CHW version 2.0 addresses biogeophysical variables only and disregards man-made structures. This may lead to false negatives in the erosion hazard assessment. The recently published version 3.0, provides an extended scheme for inclusion of hard and soft management measures, mainly for standardized coastal communication (Rosendahl Appelquist et al. 2016). It is the aim that version 3.0 will be used for the development of hazard adjustment factors for different technical management measures. Future hazard mapping should thereby be able to factor in the effects of man-made hazard management activities.

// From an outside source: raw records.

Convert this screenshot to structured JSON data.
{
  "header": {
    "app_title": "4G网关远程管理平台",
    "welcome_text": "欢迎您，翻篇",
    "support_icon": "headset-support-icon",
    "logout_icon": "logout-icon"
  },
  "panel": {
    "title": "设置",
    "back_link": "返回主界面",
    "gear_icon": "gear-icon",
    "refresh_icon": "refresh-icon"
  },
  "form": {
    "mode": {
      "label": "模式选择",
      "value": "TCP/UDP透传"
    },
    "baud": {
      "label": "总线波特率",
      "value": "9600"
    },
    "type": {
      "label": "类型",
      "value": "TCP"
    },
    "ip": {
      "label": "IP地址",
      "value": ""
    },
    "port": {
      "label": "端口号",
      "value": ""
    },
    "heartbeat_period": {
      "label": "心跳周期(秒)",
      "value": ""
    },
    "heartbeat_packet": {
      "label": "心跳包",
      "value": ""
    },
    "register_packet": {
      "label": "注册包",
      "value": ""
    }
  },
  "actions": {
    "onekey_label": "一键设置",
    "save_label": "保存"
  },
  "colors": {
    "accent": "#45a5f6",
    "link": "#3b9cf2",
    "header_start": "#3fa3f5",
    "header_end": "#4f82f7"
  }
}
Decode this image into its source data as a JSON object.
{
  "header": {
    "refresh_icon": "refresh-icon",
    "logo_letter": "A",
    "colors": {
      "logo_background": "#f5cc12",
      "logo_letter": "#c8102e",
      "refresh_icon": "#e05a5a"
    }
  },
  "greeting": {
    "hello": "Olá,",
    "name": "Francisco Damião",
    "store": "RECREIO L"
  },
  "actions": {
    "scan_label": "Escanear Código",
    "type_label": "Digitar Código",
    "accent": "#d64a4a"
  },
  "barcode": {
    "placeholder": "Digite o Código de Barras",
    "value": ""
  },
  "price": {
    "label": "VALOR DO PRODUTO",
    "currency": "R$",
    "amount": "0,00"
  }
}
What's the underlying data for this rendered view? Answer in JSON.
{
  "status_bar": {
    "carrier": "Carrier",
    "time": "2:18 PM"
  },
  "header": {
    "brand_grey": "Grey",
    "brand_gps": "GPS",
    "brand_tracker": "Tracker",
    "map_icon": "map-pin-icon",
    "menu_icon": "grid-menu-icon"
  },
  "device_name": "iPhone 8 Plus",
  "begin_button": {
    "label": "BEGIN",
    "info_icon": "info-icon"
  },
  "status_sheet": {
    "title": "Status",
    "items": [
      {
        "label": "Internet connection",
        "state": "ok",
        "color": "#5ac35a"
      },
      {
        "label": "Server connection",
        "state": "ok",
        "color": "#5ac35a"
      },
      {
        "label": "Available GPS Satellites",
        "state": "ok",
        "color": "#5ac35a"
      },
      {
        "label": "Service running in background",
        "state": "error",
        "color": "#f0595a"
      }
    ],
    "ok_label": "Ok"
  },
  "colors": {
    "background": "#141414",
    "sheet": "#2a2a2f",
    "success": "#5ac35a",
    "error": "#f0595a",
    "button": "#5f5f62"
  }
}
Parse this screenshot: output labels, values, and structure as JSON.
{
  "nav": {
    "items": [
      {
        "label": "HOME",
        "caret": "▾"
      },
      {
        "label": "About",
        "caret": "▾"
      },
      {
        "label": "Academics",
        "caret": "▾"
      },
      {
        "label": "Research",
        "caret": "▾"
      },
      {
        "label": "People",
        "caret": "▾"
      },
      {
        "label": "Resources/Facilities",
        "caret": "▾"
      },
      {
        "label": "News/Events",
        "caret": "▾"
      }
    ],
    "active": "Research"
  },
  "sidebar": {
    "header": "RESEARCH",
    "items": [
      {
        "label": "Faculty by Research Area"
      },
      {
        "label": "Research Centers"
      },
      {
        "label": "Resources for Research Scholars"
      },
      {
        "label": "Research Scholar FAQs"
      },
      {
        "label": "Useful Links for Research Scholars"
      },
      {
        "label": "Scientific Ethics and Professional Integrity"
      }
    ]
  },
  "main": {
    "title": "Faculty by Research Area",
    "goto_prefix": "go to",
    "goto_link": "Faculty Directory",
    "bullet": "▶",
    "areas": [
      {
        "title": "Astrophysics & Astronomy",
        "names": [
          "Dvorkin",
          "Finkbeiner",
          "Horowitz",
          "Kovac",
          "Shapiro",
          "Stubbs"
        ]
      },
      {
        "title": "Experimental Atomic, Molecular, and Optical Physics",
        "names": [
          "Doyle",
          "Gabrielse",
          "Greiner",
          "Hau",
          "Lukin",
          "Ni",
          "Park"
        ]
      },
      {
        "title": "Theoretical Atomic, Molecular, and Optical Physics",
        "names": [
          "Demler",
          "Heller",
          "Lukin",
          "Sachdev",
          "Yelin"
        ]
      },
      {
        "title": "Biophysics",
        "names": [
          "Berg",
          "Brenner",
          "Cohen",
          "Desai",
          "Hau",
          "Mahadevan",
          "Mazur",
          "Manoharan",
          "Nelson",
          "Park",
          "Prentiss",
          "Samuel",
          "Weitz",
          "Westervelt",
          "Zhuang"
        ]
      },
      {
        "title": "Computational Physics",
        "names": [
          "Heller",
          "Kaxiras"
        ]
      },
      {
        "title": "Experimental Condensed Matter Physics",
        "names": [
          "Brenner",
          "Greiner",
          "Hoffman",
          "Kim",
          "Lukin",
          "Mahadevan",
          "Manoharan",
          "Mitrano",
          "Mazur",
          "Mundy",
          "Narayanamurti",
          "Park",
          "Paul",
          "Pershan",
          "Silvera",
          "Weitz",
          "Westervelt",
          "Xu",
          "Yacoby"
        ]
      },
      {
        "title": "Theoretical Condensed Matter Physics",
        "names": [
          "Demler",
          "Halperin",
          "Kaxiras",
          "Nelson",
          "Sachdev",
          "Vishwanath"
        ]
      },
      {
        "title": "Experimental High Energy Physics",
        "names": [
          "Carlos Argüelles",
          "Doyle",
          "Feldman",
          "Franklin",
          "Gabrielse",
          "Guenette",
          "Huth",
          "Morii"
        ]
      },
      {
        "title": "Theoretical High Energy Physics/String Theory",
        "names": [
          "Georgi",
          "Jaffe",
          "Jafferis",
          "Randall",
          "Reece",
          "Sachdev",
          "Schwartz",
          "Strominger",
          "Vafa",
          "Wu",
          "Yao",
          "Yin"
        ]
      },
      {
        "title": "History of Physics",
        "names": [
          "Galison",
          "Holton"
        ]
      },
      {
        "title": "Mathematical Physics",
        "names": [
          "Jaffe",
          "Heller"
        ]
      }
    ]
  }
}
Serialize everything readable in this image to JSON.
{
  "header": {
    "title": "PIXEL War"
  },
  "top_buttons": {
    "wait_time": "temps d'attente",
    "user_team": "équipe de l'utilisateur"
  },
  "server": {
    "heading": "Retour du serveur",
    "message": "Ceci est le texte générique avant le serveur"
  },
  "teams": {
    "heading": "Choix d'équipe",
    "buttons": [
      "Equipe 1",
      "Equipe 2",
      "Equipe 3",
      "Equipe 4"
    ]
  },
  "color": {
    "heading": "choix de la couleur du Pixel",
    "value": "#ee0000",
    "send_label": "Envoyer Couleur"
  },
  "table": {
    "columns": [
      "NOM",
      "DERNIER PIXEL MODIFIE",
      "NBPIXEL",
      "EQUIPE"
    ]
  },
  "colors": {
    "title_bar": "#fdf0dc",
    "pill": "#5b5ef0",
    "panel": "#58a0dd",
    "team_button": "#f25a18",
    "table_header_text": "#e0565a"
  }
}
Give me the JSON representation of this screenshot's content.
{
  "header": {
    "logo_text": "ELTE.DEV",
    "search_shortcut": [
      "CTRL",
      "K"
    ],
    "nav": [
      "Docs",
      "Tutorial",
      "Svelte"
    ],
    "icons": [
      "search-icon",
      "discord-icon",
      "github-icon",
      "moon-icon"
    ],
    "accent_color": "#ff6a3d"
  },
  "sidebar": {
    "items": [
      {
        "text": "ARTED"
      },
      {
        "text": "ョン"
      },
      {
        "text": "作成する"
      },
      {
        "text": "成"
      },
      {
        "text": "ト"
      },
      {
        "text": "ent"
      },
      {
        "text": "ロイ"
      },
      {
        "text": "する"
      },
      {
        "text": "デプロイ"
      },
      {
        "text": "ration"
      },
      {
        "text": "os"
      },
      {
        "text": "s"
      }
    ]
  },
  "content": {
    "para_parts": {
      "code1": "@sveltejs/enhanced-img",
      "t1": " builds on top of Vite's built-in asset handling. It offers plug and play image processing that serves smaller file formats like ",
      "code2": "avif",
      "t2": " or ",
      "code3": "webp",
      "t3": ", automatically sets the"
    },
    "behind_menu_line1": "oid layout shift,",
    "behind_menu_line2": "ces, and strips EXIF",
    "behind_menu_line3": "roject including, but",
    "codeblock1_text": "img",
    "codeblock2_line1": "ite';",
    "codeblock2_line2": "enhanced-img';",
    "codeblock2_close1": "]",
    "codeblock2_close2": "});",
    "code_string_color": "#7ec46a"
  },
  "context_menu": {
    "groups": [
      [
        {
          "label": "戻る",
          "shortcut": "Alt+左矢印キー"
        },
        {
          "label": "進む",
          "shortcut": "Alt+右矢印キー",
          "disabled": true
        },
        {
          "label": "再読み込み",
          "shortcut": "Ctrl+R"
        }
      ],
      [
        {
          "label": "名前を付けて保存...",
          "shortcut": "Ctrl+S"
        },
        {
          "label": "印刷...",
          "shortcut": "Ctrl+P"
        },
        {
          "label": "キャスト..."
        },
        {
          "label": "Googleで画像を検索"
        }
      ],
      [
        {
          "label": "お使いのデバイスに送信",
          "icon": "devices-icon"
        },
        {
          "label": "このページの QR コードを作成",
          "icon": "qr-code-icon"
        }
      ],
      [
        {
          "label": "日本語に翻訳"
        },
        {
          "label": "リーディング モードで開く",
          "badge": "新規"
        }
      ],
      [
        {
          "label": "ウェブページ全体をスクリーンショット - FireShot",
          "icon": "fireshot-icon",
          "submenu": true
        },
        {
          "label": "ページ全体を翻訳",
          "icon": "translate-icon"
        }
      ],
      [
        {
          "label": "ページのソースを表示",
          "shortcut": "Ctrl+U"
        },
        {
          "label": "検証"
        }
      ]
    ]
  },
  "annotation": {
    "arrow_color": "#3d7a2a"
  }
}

CHW as a coastal planning tool

While the need to protect the functioning of natural ecosystems is one of the aims of spatial planning, coastal marine planning also seeks to improve the economic and social well-being of coastal zones and help them develop their full potential for their human communities. In this sense, coastal erosion issues must be addressed on a proactive basis, in order to be able to adapt to and minimize the expected risks of erosion (EU 2004). A proactive approach in this context refers to a policy of anticipating the erosion hazard by implementing spatial planning and technical measures for coastline management and flood warning systems. In contrast, a reactive approach refers to the policy of implementing coastal defence measures to reduce the effects of existing erosion processes. In Colombia today, coastal erosion management is reactive. Almost all control strategies are triggered by emergencies (post-disaster action) and not under a scenario of risk prevention. Rangel-Buitrago et al. (2015) argue that coastal planning authorities in Colombia need a robust and transparent management framework to resolve issues related to coastal erosion. The application of the CHW with global open access data presented in this paper provides a straightforward and uniform erosion hazard identification method that can be used for this framework in Colombia and could also be applied to steer future coastal developments at erosion hotspots in other developing countries.